1) You will incorporate division (both signed and unsigned) into the MCycle unit given [HDL simulation only] (13 marks).
- The design files can be found here (VHDL) and here (Verilog - please do not change the non-blocking assignments in the IDLE_PROCESS to blocking, as it is necessary to circumvent a certain non-deterministic behaviour from Verilog simulator). Please go through the comments carefully to understand its operation.
- Simulate it using a good testbench, and synthesize the MCycle unit by setting it as the top-level module to make sure it synthesizes without warnings (unless you are sure it can be ignored) before doing the next task (incorporating it into the processor).
- You can assume that the divisor is never zero.
2) Incorporate MCycle unit into your processor so that it can execute 32-bit variants of mul and divu for RISC-V (MUL and DIV for ARMc3) [HDL simulation as well as hardware] (7 marks).
- For RISC-V, mul and divu are available in the Multiply extension instruction set - implement the word (32-bit) versions. There is no DIV instruction in ARMv3, so DIV can be done by cannibalizing MLA instruction. The idea is to just use the format of MLA instruction, but the machine will be doing division instead. This will limit your ability to simulate in Keil assembler though.

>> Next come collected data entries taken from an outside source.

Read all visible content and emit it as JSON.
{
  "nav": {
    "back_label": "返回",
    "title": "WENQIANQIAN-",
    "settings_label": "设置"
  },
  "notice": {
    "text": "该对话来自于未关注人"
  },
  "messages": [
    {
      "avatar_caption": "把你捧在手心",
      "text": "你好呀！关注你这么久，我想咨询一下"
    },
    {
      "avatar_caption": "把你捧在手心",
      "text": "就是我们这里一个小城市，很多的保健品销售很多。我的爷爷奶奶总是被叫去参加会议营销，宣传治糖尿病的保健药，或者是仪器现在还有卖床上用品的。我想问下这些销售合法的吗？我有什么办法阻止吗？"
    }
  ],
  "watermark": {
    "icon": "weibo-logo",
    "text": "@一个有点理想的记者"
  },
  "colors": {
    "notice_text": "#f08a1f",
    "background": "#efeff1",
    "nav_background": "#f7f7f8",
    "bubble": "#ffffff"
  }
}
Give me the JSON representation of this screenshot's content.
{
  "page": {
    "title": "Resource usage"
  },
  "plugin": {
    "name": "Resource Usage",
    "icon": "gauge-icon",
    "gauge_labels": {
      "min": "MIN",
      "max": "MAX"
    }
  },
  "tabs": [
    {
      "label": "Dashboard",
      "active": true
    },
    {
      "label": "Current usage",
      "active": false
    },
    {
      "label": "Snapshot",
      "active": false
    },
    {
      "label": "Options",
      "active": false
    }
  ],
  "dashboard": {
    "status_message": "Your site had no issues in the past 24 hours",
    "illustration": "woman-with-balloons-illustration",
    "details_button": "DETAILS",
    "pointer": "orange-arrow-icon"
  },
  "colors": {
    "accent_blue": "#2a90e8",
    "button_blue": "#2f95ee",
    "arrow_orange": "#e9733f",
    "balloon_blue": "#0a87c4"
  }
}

- The destination register should contain quotient. The remainder can be discarded.
- For RISC-V, divu performs unsigned division. (For ARMv3 assume DIV performs unsigned division.)
- Since mul/MUL writes only the 32-bit result, there is no difference between signed and unsigned variants.
- In ARMv3, multiplication instruction can set 'Z' and 'N' flags, but this functionality is not a requirement for Lab 3.
- Your control unit will need to be modified to generate 'Start' and 'MCycleOp' control signals.
- Complement of 'Busy' can be used as the write enable for the PC. This will stall the processor until the multicycle operation is complete.
- Your datapath should be modified to make the appropriate connections to and from the MCycle unit. You will need a multiplexer and a control signal to combine the outputs from ALU and MCycle.
- div (signed division) mulh variants (upper word) and rem variants (remainder) are not required to be implemented for RISC-V, though it takes very little extra effort (except maybe mulhsu). For ARM implementing instructions that generate 64-bit results (SMULL, UMULL, etc) is not a requirement.
- You can refer to the ARM Architecture Reference Manual (uploaded on Canvas), page A4-66 for MUL instruction format and page A4-54 for MLA instruction format.
3) You can improve the given signed multiplier implemented in step 1 to score marks for performance enhancement [Post-synthesis simulation; showing on hardware is left to your discretion] (5 marks).
Some suggestions for improvement are given below. You need not do all of them. **Keep in mind that performance improvement carries only 5 marks**, and we will be evaluating only one improvement. The purpose is to incentivize some exploration. However, **spending too much time on this is not recommended**.
- You can try different techniques to strike a good trade-off between hardware complexity and the number of cycles required for multiplication (for example, 16 cycles instead of 32 or 16, but with more hardware) - the multiplication implemented in the sample code is very inefficient (intentionally).
- You could use a single adder for multiplication and division within the MCycle unit. You could even take it one step further by reusing the same adder from the ALU (thus saving one additional adder, but will take a lot of effort, not worth 5 marks). The latter will need to modify the ports for the MCycle unit.
- You can implement Booth's multiplication algorithm or other efficient algorithms you can find on the internet.
- DO NOT implement a single cycle multiplier - FPGAs have built in multipliers/DSP units, which are inferred when you use '*' operator. This is much more efficient than any array adder based multipliers you can implement, but we don't want to be using it in CG3207.
Design Instructions
- You are required to have your own, comprehensive program to have a convincing demo. Only one assembly language program (and hence one bitstream) will be allowed for demo.
- If you are using the UART console, you can set the radix to hexadecimal in the 'Display' tab of RealTerm.
Submission Info
- Lab 3 will be evaluated in Week 9. The presentation schedule can be found on Canvas.
- Please upload the Lab 3 files to Canvas within 1 hour of your demo in week 9, including the following files:
- .v/vhd files you have created/modified [ RTL Sources, Testbench(es) ]
- .bit files
- .s/.asm files (assembly programs)
- .ppt file - 1 to 4 slides showing performance enhancement techniques you have implemented as task (3) above.
in an archive with the filename GroupXX_Monday/Friday_Lab3.zip (replace XX with your group number) and upload it to Canvas. One submission per group is sufficient – if there are multiple submissions, the file with the latest timestamp will be taken as the final submission. Do not zip and upload the complete project folder – only those files mentioned above should be included. The files should be the exact same files that you used for the demo.